Frank Farrall: [00:36:46] Yeah, that's on deloitte.com. There's some infographics and there's a executive executive summary of that. So we could, we could get that to you, but, um, yeah, that's a, that's very publicly available

Steve Hamm: [00:36:56] I think a lot of the listeners are going to rush over there and get that because I think that's just the kind of thing, you know? I mean, it's something that business leaders and also technology leaders, I think they all want to know that stuff

Frank Farrall: [00:37:10] That's right there. There's a business and a technology angle and it's written, you don't have to have a computer science degree or to consume it. And I get value from it. So it's, it's written for both business and technology, but we think that, you know, a lot of the public would benefit.

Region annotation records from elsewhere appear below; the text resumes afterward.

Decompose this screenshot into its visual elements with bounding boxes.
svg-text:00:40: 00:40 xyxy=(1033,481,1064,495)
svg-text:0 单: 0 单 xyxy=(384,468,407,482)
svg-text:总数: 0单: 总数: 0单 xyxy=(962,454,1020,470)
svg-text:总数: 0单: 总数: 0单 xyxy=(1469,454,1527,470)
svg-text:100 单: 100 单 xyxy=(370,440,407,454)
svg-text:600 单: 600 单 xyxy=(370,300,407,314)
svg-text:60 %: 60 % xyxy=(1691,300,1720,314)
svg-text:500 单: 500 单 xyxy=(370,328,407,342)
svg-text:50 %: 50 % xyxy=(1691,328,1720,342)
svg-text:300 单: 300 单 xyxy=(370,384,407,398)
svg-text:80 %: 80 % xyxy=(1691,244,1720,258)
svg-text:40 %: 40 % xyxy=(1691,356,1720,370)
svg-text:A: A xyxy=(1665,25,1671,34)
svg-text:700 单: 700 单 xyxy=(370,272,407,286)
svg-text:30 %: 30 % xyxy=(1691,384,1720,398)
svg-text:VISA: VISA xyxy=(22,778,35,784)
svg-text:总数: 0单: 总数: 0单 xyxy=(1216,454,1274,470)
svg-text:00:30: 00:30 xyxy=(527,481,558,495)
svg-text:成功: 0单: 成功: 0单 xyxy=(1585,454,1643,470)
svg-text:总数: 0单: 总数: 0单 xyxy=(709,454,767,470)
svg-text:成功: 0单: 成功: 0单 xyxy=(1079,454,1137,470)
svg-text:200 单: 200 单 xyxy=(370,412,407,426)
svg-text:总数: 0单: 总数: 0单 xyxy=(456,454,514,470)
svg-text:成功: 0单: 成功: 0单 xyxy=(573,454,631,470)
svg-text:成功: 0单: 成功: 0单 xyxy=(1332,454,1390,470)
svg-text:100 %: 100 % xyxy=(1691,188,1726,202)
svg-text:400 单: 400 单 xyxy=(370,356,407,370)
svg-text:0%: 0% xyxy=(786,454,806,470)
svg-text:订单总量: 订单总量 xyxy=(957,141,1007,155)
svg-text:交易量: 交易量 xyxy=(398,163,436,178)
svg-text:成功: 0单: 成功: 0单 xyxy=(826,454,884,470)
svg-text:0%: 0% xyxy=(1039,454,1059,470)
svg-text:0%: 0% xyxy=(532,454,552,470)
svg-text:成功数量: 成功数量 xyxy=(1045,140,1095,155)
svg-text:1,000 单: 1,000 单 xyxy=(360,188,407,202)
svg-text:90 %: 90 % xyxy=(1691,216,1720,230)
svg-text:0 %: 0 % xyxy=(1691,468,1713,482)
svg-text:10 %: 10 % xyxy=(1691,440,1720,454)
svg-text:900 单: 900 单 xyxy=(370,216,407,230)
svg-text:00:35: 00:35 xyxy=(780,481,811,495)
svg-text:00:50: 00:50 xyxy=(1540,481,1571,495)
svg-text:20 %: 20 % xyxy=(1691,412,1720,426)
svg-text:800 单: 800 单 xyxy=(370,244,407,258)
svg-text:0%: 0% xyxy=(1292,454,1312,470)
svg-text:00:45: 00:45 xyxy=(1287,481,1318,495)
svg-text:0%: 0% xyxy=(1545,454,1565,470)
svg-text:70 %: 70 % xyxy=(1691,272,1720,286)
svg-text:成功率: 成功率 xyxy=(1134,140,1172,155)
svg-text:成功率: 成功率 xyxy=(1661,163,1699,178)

Steve Hamm: [00:37:23] no, that sounds great. Yeah. I think thought leadership, I mean, Deloitte has a reputation for thought leadership. I think it's well known. I think it burnishes the brand. I'm sure it helps with marketing, you know, when you, when you show what you, what you can do, but I think it's a brilliant thing for you guys to share it in this way.

Frank Farrall: [00:37:43] It's the marketing that we like to do. We, we like to have a point of view it's important for our clients and we need to be able to express that. In a way that can be understood. And so that the vast majority of our marketing is focused on that because we think that it's just that important for our clients.

Steve Hamm: [00:38:00] Well, very cool. Well, thanks again so much for being on today. It's been, it's been fascinating talking to you.

Frank Farrall: [00:38:06] Yeah. Thanks for having me appreciate it.